While raising children, parents recognize those all-important milestones that children pass in taking one step after another toward maturity. For teenagers, one of those key steps is having a first date. Although this event is as varied as the teens who do it, parents can play a vital if low-key role in helping their kids get off on the right track.

1. Start preparing for this inevitable day when your kids are still young. Model for them the importance of relational respect and suitable behavior. Supervise friendships and the neighborhood children with whom they play. These efforts will lay the groundwork for responsible behavior and positive influences that will prepare teenagers to interact appropriately during their dating years. Don't put down the opposite sex or talk in critical or sexual terms of the dating process. Emphasize that this is a time of getting to know someone as a friend, not commencing a romance that for teens, has little direction to go until they are old enough to marry.

2. Never pressure your kids to date before they are ready or to avoid the opposite sex altogether. It may help to meet with other parents in your community, especially those you admire and trust, to share ideas about the kind of dating that leads to healthy relationships and not broken hearts. Today's society pushes children to grow up too quickly, which leads to a host of problems, including STD's, teen pregnancy, and emotional problems. Let your child be a child until he or she becomes physically and emotionally mature enough to consider an adult-level relationship.

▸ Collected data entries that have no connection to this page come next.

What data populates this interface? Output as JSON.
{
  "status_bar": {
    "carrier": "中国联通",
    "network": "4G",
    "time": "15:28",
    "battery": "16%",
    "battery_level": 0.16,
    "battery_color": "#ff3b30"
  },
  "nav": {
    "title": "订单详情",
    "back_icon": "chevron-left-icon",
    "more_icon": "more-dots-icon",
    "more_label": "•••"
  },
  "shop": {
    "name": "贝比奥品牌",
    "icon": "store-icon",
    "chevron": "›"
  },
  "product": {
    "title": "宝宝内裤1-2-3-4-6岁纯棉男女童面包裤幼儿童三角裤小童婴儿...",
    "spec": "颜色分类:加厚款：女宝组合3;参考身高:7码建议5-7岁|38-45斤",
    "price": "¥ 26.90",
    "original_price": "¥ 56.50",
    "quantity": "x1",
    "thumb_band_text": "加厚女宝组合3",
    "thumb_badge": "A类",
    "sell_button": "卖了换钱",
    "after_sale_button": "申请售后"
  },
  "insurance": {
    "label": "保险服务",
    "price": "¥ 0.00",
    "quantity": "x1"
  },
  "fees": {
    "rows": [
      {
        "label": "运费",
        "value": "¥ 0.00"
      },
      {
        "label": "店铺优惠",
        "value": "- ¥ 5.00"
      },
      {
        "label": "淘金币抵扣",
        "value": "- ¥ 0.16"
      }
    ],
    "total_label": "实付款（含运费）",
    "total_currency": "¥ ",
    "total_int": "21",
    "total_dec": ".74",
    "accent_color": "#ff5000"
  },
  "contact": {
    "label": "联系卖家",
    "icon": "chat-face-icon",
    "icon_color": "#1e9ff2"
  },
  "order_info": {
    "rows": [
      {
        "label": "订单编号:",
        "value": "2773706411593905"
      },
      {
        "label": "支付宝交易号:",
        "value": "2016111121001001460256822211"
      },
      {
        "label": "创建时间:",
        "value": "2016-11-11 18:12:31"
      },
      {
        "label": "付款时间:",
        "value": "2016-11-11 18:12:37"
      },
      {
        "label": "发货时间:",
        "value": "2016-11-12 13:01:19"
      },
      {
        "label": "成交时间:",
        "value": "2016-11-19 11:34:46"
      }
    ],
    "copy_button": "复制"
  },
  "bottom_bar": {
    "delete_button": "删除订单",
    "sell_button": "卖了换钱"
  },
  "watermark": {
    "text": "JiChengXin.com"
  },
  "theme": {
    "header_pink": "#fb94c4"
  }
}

3. Help to direct your children's social life while they are young by introducing them to families with similar values and positive goals. This may involve taking your children to a weekly worship service, joining a community recreational organization like the YWCA or a sports team, and getting to know other families at the school your child attends. Your teen will naturally gravitate toward people he has known most of his or her life when it comes to dating, so provide helpful examples of solid families with character.

4. Let your teen choose his own first date. Some kids wait for college to begin dating. Others champ at the bit from age 13 or 14 to be like their friends. Many counseling experts recommend waiting to reach the age of 16, or older, to allow kids to grow into this aspect of their social conditioning. A careful parent can always find ways of dropping a subtle hint as to recommending a nice girl or guy to interest the teenager.

5. Give your teen a short course on etiquette. One parent can take her out for dinner and go through the usual protocol of conversation, dining conventions (which fork is used first, for example), how to sit, etc. Today's manners are far more relaxed than those of a generation or two ago, but it still helps to train kids in the kind of behavior that will help them on the job as well as on a date.

6. Don't stop supervising your teen when she starts dating. Set a curfew as well as giving a few reminders about basic behavior (such as "no parking"). If you don't care much for the person your teen is taking out, don't be overcritical or you may push the pair together inadvertently.

Dating is an important rite of passage that moves a young person to the next stage of development. Parents have the responsibility of setting the tone, coaching socially responsible behavior, and providing guidance throughout this important phase.